Because the original 1939 film version of "The Wizard of Oz" is so familiar, there is virtually no sense of surprise in the way of plot. The challenge becomes watching a dowdy, skeletal-looking Ross react to her surreal surroundings in such an excessively naïve manner as to make Dorothy appear in need of a special education program. That leaves her three road companions to pick up the slack, and for the most part, they do. One can now feel melancholic over Michael Jackson's youthfully energetic turn as the Scarecrow since it is the only time his abundant talents have been captured on the big screen. He does his trademark spins and jumps in an exuberant duet with Ross on the show's most famous number, "Ease on Down the Road", probably the film's best moment. Comedian Nipsey Russell makes a likeably philosophical Tin Man, but it's Ted Ross who truly shines as Fleetwood the Lion in a performance that compares favorably to Bert Lahr's cowardly original.

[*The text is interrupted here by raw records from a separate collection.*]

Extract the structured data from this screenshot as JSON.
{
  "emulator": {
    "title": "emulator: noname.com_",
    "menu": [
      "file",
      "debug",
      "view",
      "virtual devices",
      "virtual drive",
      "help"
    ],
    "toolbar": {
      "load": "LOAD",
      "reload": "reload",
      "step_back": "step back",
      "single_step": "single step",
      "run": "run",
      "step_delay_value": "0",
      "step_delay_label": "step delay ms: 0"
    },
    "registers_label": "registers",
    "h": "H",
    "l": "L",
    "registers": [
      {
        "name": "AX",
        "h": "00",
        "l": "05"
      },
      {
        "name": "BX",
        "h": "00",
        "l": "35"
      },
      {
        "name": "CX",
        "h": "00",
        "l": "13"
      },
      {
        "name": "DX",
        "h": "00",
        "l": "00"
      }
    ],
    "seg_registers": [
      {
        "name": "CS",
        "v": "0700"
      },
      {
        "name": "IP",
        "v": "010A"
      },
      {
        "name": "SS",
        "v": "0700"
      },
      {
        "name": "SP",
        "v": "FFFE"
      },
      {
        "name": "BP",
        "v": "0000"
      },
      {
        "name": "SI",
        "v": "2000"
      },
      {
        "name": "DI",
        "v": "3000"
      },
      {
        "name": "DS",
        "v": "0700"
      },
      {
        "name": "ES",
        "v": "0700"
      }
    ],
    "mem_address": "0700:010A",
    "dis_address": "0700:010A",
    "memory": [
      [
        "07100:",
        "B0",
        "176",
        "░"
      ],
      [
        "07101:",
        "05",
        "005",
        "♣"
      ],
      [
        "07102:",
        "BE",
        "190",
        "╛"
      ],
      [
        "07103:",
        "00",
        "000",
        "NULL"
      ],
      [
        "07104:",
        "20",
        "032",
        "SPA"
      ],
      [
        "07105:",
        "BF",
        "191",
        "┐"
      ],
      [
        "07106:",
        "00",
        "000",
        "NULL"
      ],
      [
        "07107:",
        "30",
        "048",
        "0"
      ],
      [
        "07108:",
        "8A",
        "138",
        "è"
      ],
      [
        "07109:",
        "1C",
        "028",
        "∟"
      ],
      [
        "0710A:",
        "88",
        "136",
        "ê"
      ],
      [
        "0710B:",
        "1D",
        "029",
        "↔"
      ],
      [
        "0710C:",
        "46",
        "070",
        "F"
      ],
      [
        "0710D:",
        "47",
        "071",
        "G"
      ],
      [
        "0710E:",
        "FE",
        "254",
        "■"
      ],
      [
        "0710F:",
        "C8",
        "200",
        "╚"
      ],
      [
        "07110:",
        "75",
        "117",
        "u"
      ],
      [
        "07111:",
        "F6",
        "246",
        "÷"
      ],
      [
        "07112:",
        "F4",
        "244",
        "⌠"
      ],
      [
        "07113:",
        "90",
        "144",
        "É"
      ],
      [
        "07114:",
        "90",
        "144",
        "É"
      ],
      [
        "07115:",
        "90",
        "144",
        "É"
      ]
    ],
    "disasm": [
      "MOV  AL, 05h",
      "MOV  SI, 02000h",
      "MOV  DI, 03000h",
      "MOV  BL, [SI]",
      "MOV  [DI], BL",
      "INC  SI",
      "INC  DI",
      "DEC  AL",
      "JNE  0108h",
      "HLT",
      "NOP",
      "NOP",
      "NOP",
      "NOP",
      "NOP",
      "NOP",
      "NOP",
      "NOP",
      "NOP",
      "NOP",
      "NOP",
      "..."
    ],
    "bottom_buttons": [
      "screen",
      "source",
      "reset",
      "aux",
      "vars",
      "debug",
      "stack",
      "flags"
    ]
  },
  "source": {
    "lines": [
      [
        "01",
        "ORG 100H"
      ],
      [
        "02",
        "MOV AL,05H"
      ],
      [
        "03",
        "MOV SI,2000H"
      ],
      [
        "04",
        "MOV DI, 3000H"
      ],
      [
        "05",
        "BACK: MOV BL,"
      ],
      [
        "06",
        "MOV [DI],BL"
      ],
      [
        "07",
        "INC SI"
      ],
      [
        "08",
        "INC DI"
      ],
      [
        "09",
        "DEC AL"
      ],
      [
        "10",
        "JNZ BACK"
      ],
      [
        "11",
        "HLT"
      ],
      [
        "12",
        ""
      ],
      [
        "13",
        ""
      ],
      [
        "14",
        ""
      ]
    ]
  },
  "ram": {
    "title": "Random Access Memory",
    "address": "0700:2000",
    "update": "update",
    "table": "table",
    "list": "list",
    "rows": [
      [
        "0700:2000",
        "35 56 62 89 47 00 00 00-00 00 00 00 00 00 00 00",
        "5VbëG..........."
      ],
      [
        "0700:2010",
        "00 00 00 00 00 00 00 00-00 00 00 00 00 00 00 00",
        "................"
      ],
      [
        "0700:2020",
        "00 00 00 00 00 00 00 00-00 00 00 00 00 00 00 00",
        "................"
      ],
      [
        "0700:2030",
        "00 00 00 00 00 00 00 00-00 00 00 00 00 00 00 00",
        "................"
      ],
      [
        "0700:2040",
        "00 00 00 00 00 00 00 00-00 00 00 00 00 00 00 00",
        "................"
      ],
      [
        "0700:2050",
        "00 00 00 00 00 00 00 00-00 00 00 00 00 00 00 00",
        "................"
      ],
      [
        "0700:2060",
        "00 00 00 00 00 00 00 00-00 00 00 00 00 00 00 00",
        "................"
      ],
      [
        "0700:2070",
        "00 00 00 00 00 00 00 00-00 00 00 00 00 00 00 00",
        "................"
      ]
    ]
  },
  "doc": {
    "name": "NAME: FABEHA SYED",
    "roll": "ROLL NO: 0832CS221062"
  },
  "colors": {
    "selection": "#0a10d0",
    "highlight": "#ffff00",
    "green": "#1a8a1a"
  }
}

A rather hyper Richard Pryor makes a barely-there appearance in the title role. The women fare even less well. Theresa Merritt has just a few scenes upfront as kindly Aunt Emma, Mabel King does her blustery best to make an impression as Evillene the Wicked Witch in just a couple of scenes, and the legendary Lena Horne is simply wasted as Glinda the Good in static repose as she belts out her one number, "If You Believe in Yourself".
The film picks up considerable energy during the production number set to Luther Vandross' "Everybody Rejoice/Brand New Day", but Lumet just doesn't know when to stop it. Like Martin Scorsese (1977's "New York, New York") and John Huston (1982's "Annie"), Lumet is a director out of his depth within the necessary fleetness of the musical genre, and the film's pacing lags over its excessive running time of 133 minutes. The one element that remains impressive over the years is Tony Walton's creative costumes and elaborate production design turning New York City into a surreal series of carnival rides. Most ironically, the World Trade Center is made over into Emerald City and the Twin Towers plaza becomes the setting for an Earth, Wind & Fire-style disco ensemble. For what is marketed as a special edition package, the 2008 DVD is surprisingly bereft of meaningful extras a brief making-of featurette made at the time of production, the original theatrical trailer and a CD with eight of the movie's songs. The movie is a misbegotten mess with just a few forgotten jewels.